Finalement j'ai l'impression que Réchauffement des esprits est assez symptomatique d'un mal qui ronge nos sociétés modernes : les têtes pensantes, celles et ceux qui se considèrent comme les détenteurs de la connaissance (ou pire, de la vérité), essayent tant bien que mal de s'attaquer aux symptômes de la maladie, mais pas à ses racines. Ils ne voient pas (ou plus) que les dérives actuelles sont la conséquence logique d'un monde capitaliste/darwiniste/individualiste/consumériste où les entreprises en quête de profits exponentiels trouveront toujours des moyens ingénieux pour contourner les règles, s'en absoudre même, et continueront à abêtir et à asservir le plus d'individus possible. On remarquera d'ailleurs les réponses fades, lisses, et sans saveur, de compagnies comme Netflix ou Disney, qui aseptisent le monde pour répondre aux critères définis par les institutions. En voulant déresponsabiliser les individus, en en ayant fait de simples consommateurs égotiques, en restreignant sans cesse le cadre d'expression, je crois que nos décideurs ne font que dépeindre de mieux en mieux l'image du serpent qui se mord la queue. Dommage également de ne pas voir plus de place accordée dans ce livre aux nouveaux canaux d'informations indépendants (Elucid, Thinkerview, Blast, etc) plutôt que de se focaliser sur les organes de presse classiques, même s'il faut bien concéder à l'auteure qu'elle met en garde contre la concentration trop forte des journaux et des médias de l'information aux mains d'oligarques/milliardaires qui influencent indéniablement le contenu de l'information ou du divertissement proposés.

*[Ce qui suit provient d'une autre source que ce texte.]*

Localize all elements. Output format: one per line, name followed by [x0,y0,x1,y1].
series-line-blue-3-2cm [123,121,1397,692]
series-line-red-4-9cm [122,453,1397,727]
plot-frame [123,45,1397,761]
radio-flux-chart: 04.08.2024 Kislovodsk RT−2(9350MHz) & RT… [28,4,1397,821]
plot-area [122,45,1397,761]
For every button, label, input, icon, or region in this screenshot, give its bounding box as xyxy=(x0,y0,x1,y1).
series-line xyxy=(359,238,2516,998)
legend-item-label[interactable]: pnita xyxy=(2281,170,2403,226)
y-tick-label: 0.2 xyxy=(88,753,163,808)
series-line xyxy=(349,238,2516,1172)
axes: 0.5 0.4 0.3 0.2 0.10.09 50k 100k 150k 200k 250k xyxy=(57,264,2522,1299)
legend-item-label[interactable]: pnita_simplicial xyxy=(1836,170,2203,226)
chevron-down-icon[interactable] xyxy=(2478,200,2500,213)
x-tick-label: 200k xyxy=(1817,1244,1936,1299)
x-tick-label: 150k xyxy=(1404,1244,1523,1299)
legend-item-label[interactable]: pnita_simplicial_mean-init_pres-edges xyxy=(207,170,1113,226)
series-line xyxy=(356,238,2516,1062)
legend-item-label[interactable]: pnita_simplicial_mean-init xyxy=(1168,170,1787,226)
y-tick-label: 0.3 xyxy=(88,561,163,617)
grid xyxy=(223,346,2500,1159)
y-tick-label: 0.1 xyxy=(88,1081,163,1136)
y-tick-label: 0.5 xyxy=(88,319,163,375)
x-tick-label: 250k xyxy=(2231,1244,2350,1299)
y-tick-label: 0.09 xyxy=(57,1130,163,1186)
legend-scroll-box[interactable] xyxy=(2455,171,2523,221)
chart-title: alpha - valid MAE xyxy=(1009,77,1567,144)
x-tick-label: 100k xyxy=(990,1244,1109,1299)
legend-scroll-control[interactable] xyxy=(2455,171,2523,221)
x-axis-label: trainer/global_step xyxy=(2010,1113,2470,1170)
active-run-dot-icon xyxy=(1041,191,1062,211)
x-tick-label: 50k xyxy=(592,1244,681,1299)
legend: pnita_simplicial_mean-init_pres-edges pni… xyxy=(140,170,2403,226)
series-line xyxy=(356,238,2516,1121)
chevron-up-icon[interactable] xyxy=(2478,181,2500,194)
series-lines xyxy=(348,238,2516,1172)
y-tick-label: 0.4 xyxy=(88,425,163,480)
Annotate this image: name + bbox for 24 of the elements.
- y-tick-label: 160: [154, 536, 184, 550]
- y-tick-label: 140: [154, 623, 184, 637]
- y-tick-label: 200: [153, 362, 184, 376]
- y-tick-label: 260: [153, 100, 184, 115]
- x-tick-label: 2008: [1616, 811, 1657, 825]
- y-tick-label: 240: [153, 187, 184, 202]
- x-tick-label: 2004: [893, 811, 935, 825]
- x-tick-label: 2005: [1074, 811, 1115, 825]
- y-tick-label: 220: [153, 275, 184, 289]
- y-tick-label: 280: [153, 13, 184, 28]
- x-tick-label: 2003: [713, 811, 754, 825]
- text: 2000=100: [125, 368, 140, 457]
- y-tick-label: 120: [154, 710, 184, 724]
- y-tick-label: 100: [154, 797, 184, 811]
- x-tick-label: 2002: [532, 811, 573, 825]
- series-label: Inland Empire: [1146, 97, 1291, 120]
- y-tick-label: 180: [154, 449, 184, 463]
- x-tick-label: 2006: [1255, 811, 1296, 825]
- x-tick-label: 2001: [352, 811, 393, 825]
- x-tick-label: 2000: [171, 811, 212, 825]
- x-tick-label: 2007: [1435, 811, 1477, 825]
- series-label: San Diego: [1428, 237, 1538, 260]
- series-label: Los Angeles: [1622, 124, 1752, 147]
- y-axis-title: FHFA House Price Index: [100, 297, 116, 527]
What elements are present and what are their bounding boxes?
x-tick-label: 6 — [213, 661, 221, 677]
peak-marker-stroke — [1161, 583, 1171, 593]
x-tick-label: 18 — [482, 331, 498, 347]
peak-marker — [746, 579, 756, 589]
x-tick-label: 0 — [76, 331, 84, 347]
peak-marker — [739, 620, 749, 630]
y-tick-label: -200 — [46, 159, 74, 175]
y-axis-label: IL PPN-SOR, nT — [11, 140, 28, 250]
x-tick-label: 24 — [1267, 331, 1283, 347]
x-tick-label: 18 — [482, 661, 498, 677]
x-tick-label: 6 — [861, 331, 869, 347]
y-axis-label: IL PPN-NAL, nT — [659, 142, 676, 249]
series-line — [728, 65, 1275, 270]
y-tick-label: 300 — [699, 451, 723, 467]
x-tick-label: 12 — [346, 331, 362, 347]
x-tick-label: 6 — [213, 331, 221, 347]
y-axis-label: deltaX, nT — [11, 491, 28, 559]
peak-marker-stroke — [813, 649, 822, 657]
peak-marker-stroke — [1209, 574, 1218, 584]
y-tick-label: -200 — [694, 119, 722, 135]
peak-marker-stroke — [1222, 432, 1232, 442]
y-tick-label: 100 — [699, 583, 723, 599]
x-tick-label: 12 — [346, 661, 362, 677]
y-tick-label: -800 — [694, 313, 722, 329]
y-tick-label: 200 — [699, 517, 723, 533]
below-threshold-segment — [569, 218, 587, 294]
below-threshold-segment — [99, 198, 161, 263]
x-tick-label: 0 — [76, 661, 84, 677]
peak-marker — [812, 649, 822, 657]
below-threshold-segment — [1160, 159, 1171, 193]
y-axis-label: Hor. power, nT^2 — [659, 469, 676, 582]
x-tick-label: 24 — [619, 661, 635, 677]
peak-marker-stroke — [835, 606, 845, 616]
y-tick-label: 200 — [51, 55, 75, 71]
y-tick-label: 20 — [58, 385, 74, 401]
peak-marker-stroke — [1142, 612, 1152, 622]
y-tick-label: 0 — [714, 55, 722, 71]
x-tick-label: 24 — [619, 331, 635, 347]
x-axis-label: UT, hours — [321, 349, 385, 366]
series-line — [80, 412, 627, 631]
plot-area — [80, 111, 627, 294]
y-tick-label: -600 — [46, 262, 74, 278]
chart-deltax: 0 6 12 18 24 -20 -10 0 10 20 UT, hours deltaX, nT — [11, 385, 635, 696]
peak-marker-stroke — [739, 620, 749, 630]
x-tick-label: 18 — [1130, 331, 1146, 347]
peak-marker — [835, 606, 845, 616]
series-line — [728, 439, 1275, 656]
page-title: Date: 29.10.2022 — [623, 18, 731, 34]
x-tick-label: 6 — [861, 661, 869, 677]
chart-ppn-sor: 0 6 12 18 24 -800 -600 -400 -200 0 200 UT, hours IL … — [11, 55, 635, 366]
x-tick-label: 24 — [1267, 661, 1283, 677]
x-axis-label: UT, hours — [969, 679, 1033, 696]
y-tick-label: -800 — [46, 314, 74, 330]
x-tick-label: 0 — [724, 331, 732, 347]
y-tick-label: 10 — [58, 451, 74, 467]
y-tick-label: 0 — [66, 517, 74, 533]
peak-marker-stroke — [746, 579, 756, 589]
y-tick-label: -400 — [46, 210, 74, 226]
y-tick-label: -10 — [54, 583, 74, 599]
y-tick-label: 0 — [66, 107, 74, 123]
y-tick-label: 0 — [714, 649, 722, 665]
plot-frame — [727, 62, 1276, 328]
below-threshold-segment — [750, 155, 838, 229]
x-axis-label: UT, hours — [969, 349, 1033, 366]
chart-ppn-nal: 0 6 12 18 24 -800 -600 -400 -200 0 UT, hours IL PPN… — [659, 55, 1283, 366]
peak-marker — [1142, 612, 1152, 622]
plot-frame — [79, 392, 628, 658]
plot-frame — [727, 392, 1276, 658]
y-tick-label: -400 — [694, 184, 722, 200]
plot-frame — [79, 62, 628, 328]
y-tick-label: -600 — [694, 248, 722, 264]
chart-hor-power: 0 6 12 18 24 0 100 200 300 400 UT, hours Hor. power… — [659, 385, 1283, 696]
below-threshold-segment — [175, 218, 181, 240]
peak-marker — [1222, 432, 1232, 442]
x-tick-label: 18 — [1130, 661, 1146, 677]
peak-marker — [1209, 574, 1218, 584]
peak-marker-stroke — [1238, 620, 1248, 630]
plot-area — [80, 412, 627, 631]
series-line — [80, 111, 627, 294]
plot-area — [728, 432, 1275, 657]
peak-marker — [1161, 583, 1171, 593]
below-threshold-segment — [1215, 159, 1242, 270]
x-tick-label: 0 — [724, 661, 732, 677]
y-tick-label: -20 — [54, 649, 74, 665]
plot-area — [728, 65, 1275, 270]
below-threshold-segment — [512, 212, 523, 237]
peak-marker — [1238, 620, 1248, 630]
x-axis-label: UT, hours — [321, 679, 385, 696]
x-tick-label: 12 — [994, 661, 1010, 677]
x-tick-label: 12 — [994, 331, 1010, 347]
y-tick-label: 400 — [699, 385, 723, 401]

Voilà pour mon retour sur Réchauffement des esprits, par
Pascale Thumerelle. Je suis très mitigé, c'est mi-figue mi-raisin à mes yeux. Pas inintéressant mais son contenu me semble dépassé à bien des égards, même si certains postulats de départ sont justes et bien présentés. Cela me fait même un petit peu peur au final, car j'ai l'impression que nous avançons dans un monde où l'on va continuer de déresponsabiliser les parents, où l'on va continuer d'amoindrir les capacités cognitives des individus (et donc leur esprit critique), où l'on va continuer de mettre à mal la tradition au profit de la bien-pensance, où l'on va continuer de poser des sparadraps sur une hémorragie qui pourrait devenir fatale. Voilà pourquoi j'ai écrit que l'enfer est pavé de bonnes intentions : à trop vouloir faire le Bien, on finit parfois par faire le Mal sans même s'en rendre compte.
Merci à Babelio et à
Actes Sud de m'avoir fait parvenir un exemplaire de cet ouvrage à la suite d'une Masse Critique.